La crisis del transporte público en el Área Metropolitana de Buenos Aires (AMBA) y el interior provincial dejó de ser una amenaza para convertirse en una realidad cotidiana de frecuencias reducidas y usuarios “viajando como ganado”.
Al aire de Palabras más, palabras menos, por LA CIELO, el director de la Cámara de Transporte de la provincia de Buenos Aires, Luciano Mesina, y el ministro de Transporte bonaerense, Martín Marinucci, coincidieron en que el sistema atraviesa una emergencia no declarada que pone en riesgo la prestación básica del servicio.
Para Luciano Mesina, el incremento del gasoil fue apenas el detonante de una crisis estructural que arrastra años de descapitalización. “El problema no solo reside en el aumento este excesivo que hubo del combustible, simplemente esto dejó al descubierto lo enfermo que está el sistema”, sentenció el empresario. Según detalló, el sector opera con un “40% de déficit de cobertura de costos”, lo que se traduce en una pérdida constante de unidades: de los 18.500 colectivos que circulaban en el AMBA hace tres años, hoy apenas quedan 16.500.
Mesina fue tajante respecto a la viabilidad económica del servicio: “El costo de transportar a un pasajero va a oscilar entre 2.100 y 2.500 pesos; hoy recaudamos promedio 1.400 por pasaje entre subsidios y tarifa”. Ante esta brecha, el representante empresarial aclaró que la restricción de servicios no es una medida gremial, sino una imposibilidad física: “Como están los números hoy, las empresas tendrían que estar paralizadas y estamos dando el servicio que podemos porque tenemos bien en claro que transportamos a las personas que ponen al país en marcha”.
La respuesta del Estado Provincial: Deuda y liquidez
Por su parte, el ministro Martín Marinucci apuntó directamente contra la gestión nacional por la falta de previsibilidad y el corte de fondos clave como el “boleto integrado” y los “atributos sociales”. “El gobierno nacional tomó una decisión sin haber llevado una mesa de trabajo previa en función del aumento del combustible, que impacta de lleno a la estructura del costo del transportista”, explicó el funcionario en LA CIELO.

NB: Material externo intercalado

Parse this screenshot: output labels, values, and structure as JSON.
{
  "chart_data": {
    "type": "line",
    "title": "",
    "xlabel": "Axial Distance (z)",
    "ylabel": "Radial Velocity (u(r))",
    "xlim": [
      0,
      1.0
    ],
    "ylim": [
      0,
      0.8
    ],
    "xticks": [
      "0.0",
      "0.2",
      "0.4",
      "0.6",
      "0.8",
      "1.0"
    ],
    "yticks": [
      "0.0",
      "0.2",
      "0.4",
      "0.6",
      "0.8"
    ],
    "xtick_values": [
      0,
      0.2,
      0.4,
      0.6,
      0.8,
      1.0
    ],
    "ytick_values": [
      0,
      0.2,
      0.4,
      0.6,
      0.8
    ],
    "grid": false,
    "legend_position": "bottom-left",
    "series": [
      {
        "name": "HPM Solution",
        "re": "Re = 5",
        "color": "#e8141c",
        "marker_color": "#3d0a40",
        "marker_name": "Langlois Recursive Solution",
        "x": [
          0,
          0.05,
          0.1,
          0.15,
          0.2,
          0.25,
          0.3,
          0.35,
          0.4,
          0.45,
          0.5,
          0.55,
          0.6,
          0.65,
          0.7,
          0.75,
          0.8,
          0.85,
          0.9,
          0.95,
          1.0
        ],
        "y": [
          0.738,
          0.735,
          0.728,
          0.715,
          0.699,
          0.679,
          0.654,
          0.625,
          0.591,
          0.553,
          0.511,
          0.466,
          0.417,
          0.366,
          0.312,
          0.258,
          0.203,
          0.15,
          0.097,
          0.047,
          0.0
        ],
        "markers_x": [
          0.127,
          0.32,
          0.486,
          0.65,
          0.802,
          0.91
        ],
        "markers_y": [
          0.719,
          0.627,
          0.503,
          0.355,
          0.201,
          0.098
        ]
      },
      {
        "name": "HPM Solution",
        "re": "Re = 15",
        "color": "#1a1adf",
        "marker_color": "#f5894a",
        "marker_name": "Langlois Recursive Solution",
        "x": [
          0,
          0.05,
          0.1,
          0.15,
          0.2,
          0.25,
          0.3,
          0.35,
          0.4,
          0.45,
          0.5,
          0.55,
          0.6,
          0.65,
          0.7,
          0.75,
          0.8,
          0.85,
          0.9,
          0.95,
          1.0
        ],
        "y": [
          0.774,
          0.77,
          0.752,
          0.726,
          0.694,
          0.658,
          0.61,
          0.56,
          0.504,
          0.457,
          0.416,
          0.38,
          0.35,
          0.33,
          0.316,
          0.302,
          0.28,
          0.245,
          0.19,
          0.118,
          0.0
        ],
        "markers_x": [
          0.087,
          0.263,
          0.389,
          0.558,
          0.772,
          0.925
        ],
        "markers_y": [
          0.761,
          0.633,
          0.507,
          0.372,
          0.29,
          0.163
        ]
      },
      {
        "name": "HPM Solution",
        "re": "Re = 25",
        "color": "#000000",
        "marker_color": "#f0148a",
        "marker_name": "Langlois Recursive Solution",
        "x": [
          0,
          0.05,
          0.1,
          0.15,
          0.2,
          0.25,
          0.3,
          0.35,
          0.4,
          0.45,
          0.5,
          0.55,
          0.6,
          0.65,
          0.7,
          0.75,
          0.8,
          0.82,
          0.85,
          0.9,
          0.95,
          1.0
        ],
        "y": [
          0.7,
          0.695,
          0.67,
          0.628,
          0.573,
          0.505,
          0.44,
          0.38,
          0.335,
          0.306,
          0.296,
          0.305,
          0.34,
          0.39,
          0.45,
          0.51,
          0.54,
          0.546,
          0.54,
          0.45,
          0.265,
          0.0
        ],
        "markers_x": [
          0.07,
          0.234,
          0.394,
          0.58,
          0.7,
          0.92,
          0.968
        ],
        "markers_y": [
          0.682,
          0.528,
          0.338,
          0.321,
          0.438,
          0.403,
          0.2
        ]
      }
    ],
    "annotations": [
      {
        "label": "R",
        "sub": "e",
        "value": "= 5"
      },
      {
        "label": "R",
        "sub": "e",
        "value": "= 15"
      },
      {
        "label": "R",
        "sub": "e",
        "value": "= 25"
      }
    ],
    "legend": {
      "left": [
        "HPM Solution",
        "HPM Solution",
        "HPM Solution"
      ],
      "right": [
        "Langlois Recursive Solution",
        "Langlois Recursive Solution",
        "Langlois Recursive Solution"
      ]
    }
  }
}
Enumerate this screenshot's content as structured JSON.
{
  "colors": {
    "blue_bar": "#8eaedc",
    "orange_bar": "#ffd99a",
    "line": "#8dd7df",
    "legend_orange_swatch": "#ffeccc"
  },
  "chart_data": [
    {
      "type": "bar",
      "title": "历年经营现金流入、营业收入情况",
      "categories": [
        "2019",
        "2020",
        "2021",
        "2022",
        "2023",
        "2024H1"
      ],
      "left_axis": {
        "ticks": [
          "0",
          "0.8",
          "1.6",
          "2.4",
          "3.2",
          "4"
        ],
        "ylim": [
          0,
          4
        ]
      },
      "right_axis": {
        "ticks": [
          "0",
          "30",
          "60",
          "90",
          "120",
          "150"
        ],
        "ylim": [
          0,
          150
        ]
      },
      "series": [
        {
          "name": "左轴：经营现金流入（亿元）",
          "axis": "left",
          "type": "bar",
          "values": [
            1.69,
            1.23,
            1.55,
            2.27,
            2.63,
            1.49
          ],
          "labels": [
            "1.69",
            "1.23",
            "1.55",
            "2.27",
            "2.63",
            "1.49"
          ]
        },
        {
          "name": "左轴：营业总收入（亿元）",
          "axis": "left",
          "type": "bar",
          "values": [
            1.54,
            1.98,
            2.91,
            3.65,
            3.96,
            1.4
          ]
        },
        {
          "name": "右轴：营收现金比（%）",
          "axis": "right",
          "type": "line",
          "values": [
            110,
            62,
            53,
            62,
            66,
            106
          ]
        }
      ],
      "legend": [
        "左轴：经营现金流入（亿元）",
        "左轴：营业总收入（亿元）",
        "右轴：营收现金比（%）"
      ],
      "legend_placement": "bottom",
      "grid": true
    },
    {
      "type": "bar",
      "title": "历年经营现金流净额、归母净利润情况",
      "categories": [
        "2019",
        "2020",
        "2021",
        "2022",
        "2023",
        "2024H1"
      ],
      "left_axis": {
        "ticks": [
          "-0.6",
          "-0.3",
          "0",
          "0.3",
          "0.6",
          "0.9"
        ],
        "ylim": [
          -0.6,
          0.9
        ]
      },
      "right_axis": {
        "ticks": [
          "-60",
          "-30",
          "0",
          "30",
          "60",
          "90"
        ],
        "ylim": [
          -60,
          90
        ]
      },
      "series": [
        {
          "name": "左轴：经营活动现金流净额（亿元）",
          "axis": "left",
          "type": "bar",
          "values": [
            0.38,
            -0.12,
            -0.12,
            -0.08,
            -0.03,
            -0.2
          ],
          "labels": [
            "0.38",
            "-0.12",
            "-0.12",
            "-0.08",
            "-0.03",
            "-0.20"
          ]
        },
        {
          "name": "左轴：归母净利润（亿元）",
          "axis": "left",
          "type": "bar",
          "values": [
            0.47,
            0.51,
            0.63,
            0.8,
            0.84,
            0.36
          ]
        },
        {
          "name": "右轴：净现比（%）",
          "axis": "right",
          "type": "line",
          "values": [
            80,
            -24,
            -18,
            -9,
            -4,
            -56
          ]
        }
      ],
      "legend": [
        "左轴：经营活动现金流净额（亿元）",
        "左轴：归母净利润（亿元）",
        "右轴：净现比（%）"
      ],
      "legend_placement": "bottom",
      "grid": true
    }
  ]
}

Marinucci reveló una cifra alarmante que explica gran parte del ahogo financiero: “La deuda que tiene Nación sobre atributo social de diciembre, enero y febrero suma unos 46.000 millones de pesos, lo que en una situación de aumento de combustible es una situación muy extrema”. Ante este escenario, destacó que el gobernador Axel Kicillof decidió aumentar el anticipo de subsidios al 60% para inyectar liquidez: “Estamos erogando alrededor de 49.000 millones de pesos para que las empresas tengan mayor liquidez y puedan hacer frente a una situación muy extrema”.
Uno de los puntos de mayor fricción es la modalidad de pago del gasoil. Marinucci explicó que las petroleras no otorgan financiamiento: “Tiene que ser de efectivo y por adelantado, con lo cual las empresas tuvieron que tomar una decisión para sostener algo del servicio”. Mesina coincidió, señalando que hoy operan según el dinero que logran juntar diariamente: “Estamos saliendo con la cantidad de dinero que podemos juntar para comprar combustible; es la gota que rebalsó el vaso”.
Mientras el Estado provincial intenta cubrir los baches financieros y los empresarios advierten que están “de rodillas”, el usuario queda como el principal damnificado. “Hoy viajan mal, pero es peor si no salimos a la calle”, concluyó Mesina, a la espera de un plan de saneamiento a largo plazo que devuelva la normalidad a las paradas de colectivo.